Political campaigns are in full swing and, once again, the debate on health care is dominating the landscape, specifically how Americans will get their health care and who will pay for it.
On the campaign trail in 2016, Medicare for All became synonymous with Bernie Sanders’ presidential bid. In 2020, the term “public option” is growing in popularity among those who do not want to be tied to a complete government takeover of health care.
As of late, US Senate candidate Sara Gideon and US Rep. Jared Golden have voiced support of the idea, but what exactly is the public option and how would it work? In layman’s terms, the public option would be a government-run product available through the health insurance marketplace that would compete with private insurance plans. A consumer could choose to purchase the government plan or a traditional insurance plan.
Proponents of a public option have always touted its cost saving potential, however a recent report from Washington State shows otherwise. The state’s public option plan, called “Cascade Care”, is more expensive than traditional private plans. As highlighted by Katie Mahoney for the US Chamber of Commerce, “This disappointing reality was recently highlighted…by Bloomberg, which exposed the fact that the state’s public option…is a more costly health coverage option than what consumers were paying for their private coverage.”
Opponents of a public option have always questioned whether a government plan can compete with private insurance, and have often called a public option the first step toward a government-run takeover. New studies support the view that a public option could be costly for Americans.
The Hoover Institution released a study earlier this year which concludes that tax increases would be necessary to fund a public option. “To pay for a politically realistic public option, policymakers could impose a new 4.8 percent payroll tax, which would eventually cost the average American worker about $2,300 per year in higher taxes,” writes authors Lanhee Chen, Tom Church and Daniel L. Heil.
It’s not just higher taxes that have critics concerned. A public option also has the potential to increase costs for people enrolled in plans on the ACA marketplace. In July 2019, a Kaiser Family Foundation executive told the New York Times that a public option that attracts older consumers could raise premiums for Americans who remain enrolled in ACA markets, “especially if those consumers had high medical costs.” Right now, the public option in Washington offers less competitive prices than ACA plans.
In August, Bloomberg reported that “Five insurers in Washington State are offering 15 so-called public option plans for 2021, but their average proposed premium for 2021 is higher than what the state’s consumers typically paid for traditional Obamacare policies in 2020.”
Driving up the cost of ACA plans and being costly itself, a public option can actually reduce access to care.
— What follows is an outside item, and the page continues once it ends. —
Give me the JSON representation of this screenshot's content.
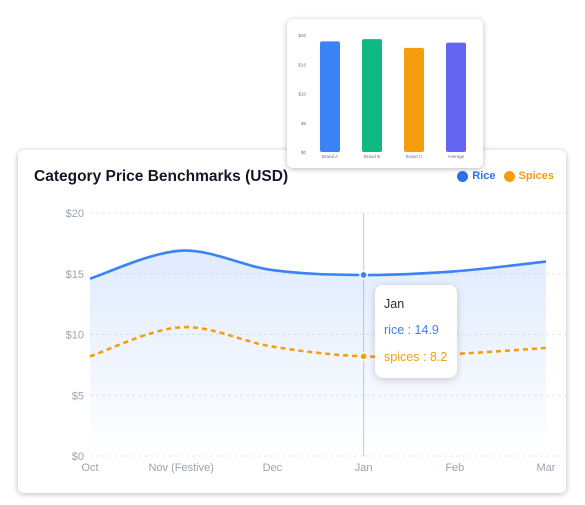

As the Chamber’s analysis concludes, “if Washington state’s 2021 public option premiums tell us anything, it’s that this new option is far from a silver bullet to reduce health costs and instead will likely make it harder for Americans to access health care services.”
Costs are not the only factor that could have outsized impacts on states like Maine that depend heavily on a network of rural hospitals to provide care for rural and aging populations. In August, FTI consulting released a study that found that a public option “could increase revenue losses for hospitals in rural and underserved communities by more than 40%– threatening access to affordable, high-quality care.”
Maine currently has 19 rural hospitals and Navigent Consulting estimates as many as 15 of them could be in jeopardy of closing under a system that supports a public option. According to the Partnership for America’s Health Care Future, the study shows that “as many as 55% of rural hospitals, or 1,037 hospitals across 46 states, could be at a high risk of closure under the public option. With rural hospitals already under significant strain, a new government insurance system would have drastic consequences for the availability of high-quality care.”
Mainers cannot afford an increase in health care costs, nor can they afford losing up to 15 rural hospitals. The public option may seem like a fair middle ground between a fully competitive marketplace and a full government takeover, but like the ladder, it comes with serious consequences. Maine should learn from the experiences of states like Washington.